While meetings and brainstorming sessions can generate great results, it takes only one bad seed with a negative personality to turn these sessions unpleasant and unproductive. Here are the most common of the negative personalities, according to a new book, SmartStorming.
- Attention Vampires. They always want to stand out, be in the spotlight and be the center of attention. They can smother a brainstorming session by dominating the conversation, excessively pushing their ideas and sucking the life out of the whole group.
- Idea Assassins. They love to shoot down ideas … anyone’s and everyone’s. Under the pretense of being constructive, they find flaws, poke holes and pick apart promising ideas—yet they offer few unique thoughts of their own.
- Dictators. These totalitarians feel they are the only ones with good ideas. Everyone else’s contributions need to conform to theirs or risk being shot down. Managers sometimes unknowingly become Dictators in brainstorming sessions, not on purpose but because they try too hard to control the process.
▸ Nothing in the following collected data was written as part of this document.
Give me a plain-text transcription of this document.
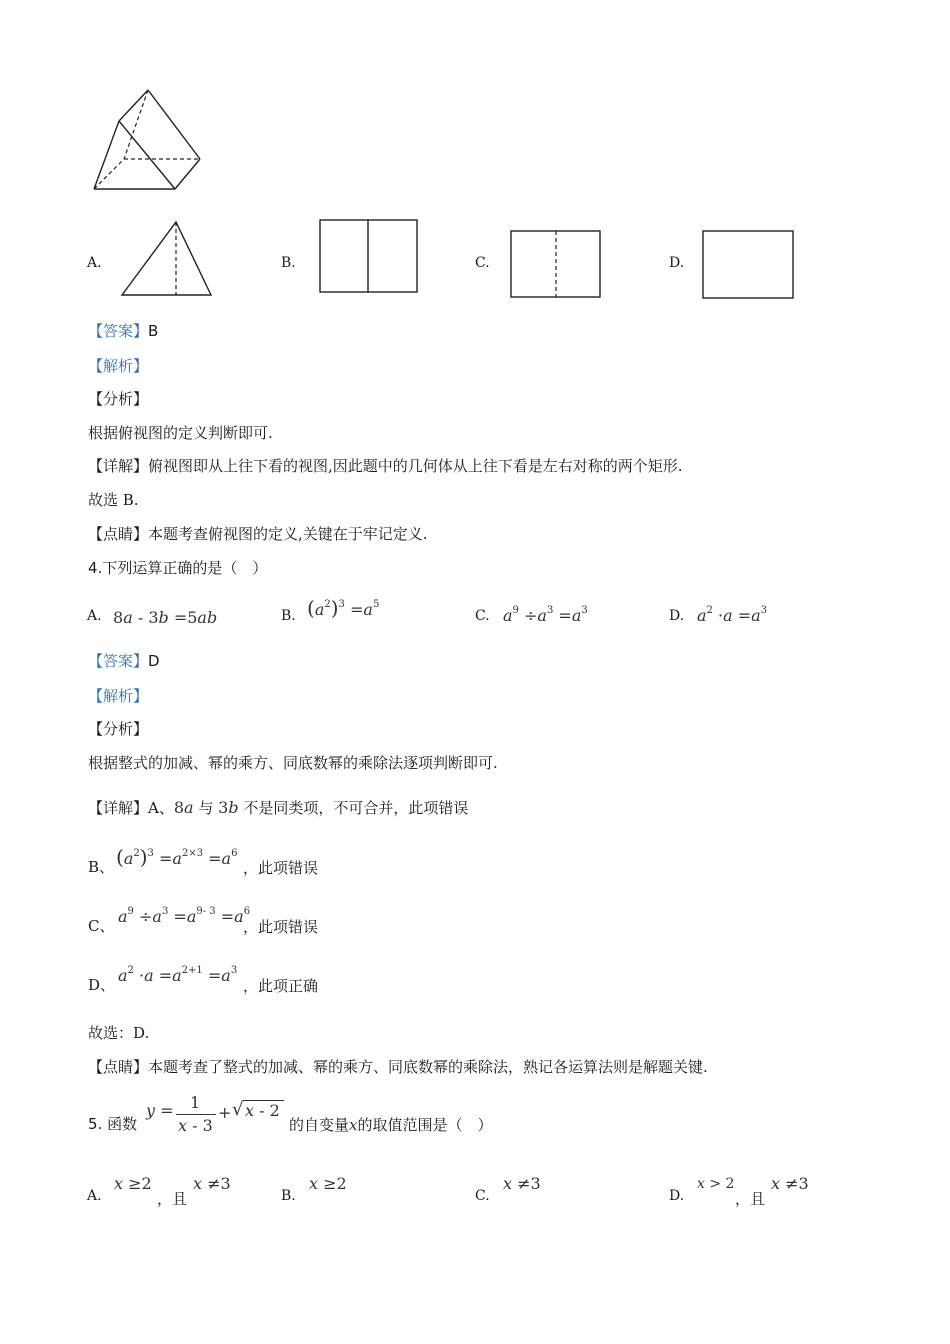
A.	B.	C.	D.
【答案】B
【解析】
【分析】
根据俯视图的定义判断即可.
【详解】俯视图即从上往下看的视图,因此题中的几何体从上往下看是左右对称的两个矩形.
故选 B.
【点睛】本题考查俯视图的定义,关键在于牢记定义.
4.下列运算正确的是（　）
A. 8a - 3b =5ab	B. $(a^2)^3 =a^5$
C. $a^9 \div a^3 =a^3$	D. $a^2 \cdot a =a^3$
【答案】D
【解析】
【分析】
根据整式的加减、幂的乘方、同底数幂的乘除法逐项判断即可.
【详解】A、8a 与 3b 不是同类项，不可合并，此项错误
B、 $(a^2)^3 =a^{2\times 3} =a^6$
，此项错误
C、 $a^9 \div a^3 =a^{9- 3} =a^6$
，此项错误
D、 $a^2 \cdot a =a^{2+1} =a^3$
，此项正确
故选：D.
【点睛】本题考查了整式的加减、幂的乘方、同底数幂的乘除法，熟记各运算法则是解题关键.
5. 函数
y = 1
x - 3
+ √ x - 2
的自变量x的取值范围是（　）
A.
x ≥2
，且
x ≠3
B.
x ≥2
C.
x ≠3
D.
x > 2
，且
x ≠3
- Obstructionists. They over complicate conversations and bring up extraneous facts or considerations that derail the flow of the group. Obstructionists overthink, over-speak and dead-end otherwise promising sessions.
- Social Loafers. These people rarely participate in the generation of new ideas or contribute much of substance. They usually sit back and let others do the heavy lifting.
So what do we do now? Use the suggestions in the post How to Motivate Creative Thinking in the Workplace to combat and tame these meeting killers. I am not saying it will be easy. But, it can be done.